Jackson MacIntosh Stumbles Into A Solo Career

Jackson MacIntosh Interview with Northern Transmisiions
Jackson MacIntosh by Panos Georgiou

While many artists are looking to find some individuality in their solo music, Jackson MacIntosh was making music for himself. Though he’s been keeping busy in bands like TOPS and Sheer Agony for years now, he’s been quietly building a body of work to call his on, and when he didn’t realize how far along it had even come. Stumbling into a full record, MacIntosh is showing everyone a new side of his often understated contributions to his other bands. We caught up with MacIntosh to talk about his new album My Dark Side and to chat about how his years of work in other bands and behind a board prepared him for his solo work.

Northern Transmissions: Although this would be inherently different music from what you’ve done in TOPS and Sheer Agony, what made you need to put this record out?

Jackson MacIntosh: I started writing songs when I was twelve years old so it was really natural. For a long time I had a studio that I shared with some friends in Montreal, so I could go in and record at any time. I was going in and recording without any real thoughts of releasing it. I was writing songs for a long time, and with Sheer Agony I was doing songs in that as well. I hadn’t thought of it as different from what I’d done before but I guess it kind of came out that way.

NT: Alternatively, what do you feel like all these previous bands had taught you that you wanted to bring into this album?

JM: With TOPS in particular, it was how hard they work. They’re always working on stuff, and they have a really methodical approach where they’ll save songs for weeks at a time and discuss transitions and feel. It’s this cool democratic discussion and feel that I’d never experienced before, and I thought it was really cool. It also gave me a new vocabulary to talk about songs because they really talk about it so much. With Sheer Agony, I learned how to be in a band, and we played together for a long time. Another one that had a real impact was Homeshake, he’s really organized and that influenced the way the solo record sounds as much as anything else. It was also recorded in the same studio as that record so I was taking a page out of the way he records and arranged. Someone else is Erin from Mega Bog, who has a really interesting approach to music that’s inspired me a lot over the years.

NT: On this note, did you really feel a need for outside help at all or were you pretty much running the whole show up until mixing?

JM: I’ve never considered working with a producer, mostly out of cheapness but also as a control freak wanting to put a studio together myself. It never occurred to me. I don’t know if it was working with Peter on Homeshake, but we were both learning as we went on that. I wasn’t a producer as much as a producer on that record. It wasn’t glamorous with Peter and I, we were sitting in a freezing studio, often with our winter jackets on, sipping endless cups of tea and straddling space-heaters. At one point we had to take a couple days off because I spilled tea into the mixing board. In part, I feel like if there’s someone else around I’m inclined to rush through and get things done, but on my own I’ll rewind the tape a hundred times to find out what it needs.

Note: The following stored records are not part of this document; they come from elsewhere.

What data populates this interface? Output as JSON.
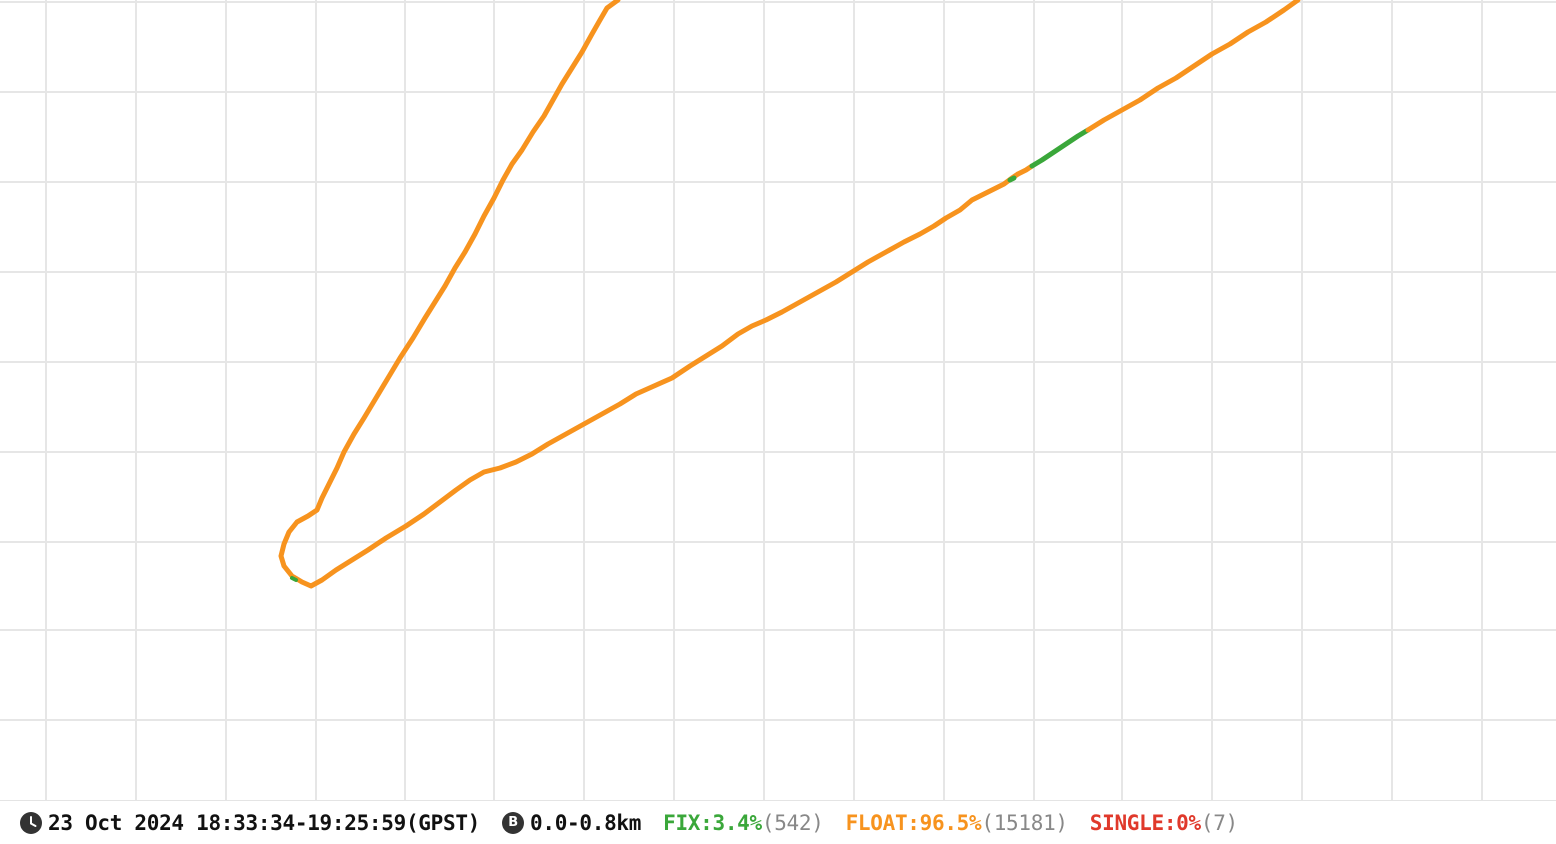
{
  "status": {
    "time_icon": "clock-icon",
    "time_range": "23 Oct 2024 18:33:34-19:25:59(GPST)",
    "baseline_icon": "baseline-b-icon",
    "baseline_letter": "B",
    "baseline_range": "0.0-0.8km",
    "fix": {
      "label": "FIX:3.4%",
      "count": "(542)",
      "color": "#3aa73a"
    },
    "float": {
      "label": "FLOAT:96.5%",
      "count": "(15181)",
      "color": "#f7931e"
    },
    "single": {
      "label": "SINGLE:0%",
      "count": "(7)",
      "color": "#e0392b"
    }
  },
  "map": {
    "grid_color": "#e6e6e6",
    "track_colors": {
      "float": "#f7931e",
      "fix": "#3aa73a"
    }
  }
}
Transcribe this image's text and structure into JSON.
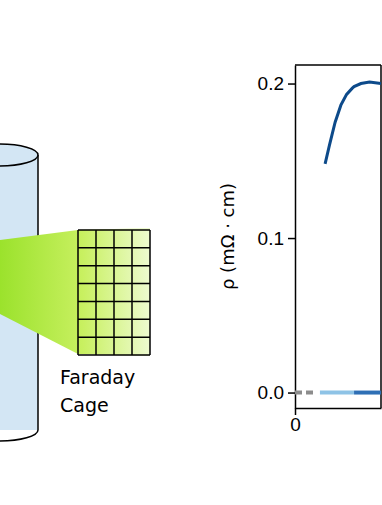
{
  "chart_data": {
    "type": "line",
    "y_label": "ρ (mΩ · cm)",
    "x": [
      0,
      3,
      7,
      8.7,
      10.5,
      12,
      14,
      16,
      18,
      20,
      20.6,
      23,
      26,
      30
    ],
    "series": [
      {
        "color": "#0d4a8a",
        "line_style": "solid",
        "values": [
          null,
          null,
          null,
          null,
          0.148,
          0.16,
          0.175,
          0.186,
          0.193,
          0.197,
          0.198,
          0.2,
          0.201,
          0.2
        ]
      },
      {
        "color": "#8c8c8c",
        "line_style": "dashed",
        "values": [
          0,
          0,
          0,
          null,
          null,
          null,
          null,
          null,
          null,
          null,
          null,
          null,
          null,
          null
        ]
      },
      {
        "color": "#8ec3e6",
        "line_style": "solid",
        "values": [
          null,
          null,
          null,
          0,
          0,
          0,
          0,
          0,
          0,
          0,
          0,
          null,
          null,
          null
        ]
      },
      {
        "color": "#2e6fb5",
        "line_style": "solid",
        "values": [
          null,
          null,
          null,
          null,
          null,
          null,
          null,
          null,
          null,
          null,
          0,
          0,
          0,
          0
        ]
      }
    ],
    "xlim": [
      0,
      30
    ],
    "xticks": [
      0
    ],
    "ylim": [
      -0.01,
      0.212
    ],
    "yticks": [
      {
        "value": 0,
        "label": "0.0"
      },
      0.1,
      0.2
    ],
    "grid": false
  },
  "diagram": {
    "label_lines": [
      "Faraday",
      "Cage"
    ]
  }
}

NT: How did “Lulu” help you break out of your writers block?

JM: If I knew why I had writer’s block, I probably could have found a way out of it. All of sudden I just kind of did it, and I was also really happy, maybe that was part of the problem. For eight months I couldn’t write anything. When I wrote that song it felt different from anything I had done before. It was also really autobiographical, which felt good and different. I kept going in that vein of ruthlessly autobiographical, which isn’t always the best move. I hadn’t even intended to release these songs, which makes it weird how autobiographical they are. It’s happened in the past with these kinds of songs, and people find out who these songs are about and ask me about it.

NT: Considering this album is a result of three years of writing, when did you finally realize this was more of an album?

JM: One night I was in a bar getting drunk with Jane and Dave from TOPS, and said as a joke that I was going to make a solo record called My Dark Side. We were talking about Pink Floyd I think. It was this vague idea while I was working on songs in the studio. We were closing up the studio and had to wrap up all the projects we were working on at the time. I had finished a new Sheer Agony record which comes out who-knows-when, and I realized I’d actually finished two records. I sent my songs to Sinderlyn, and to my chagrin they were actually more into that than the new Sheer Agony record. I had accidentally finished a solo record and that opened up some shows, so I stumbled into this.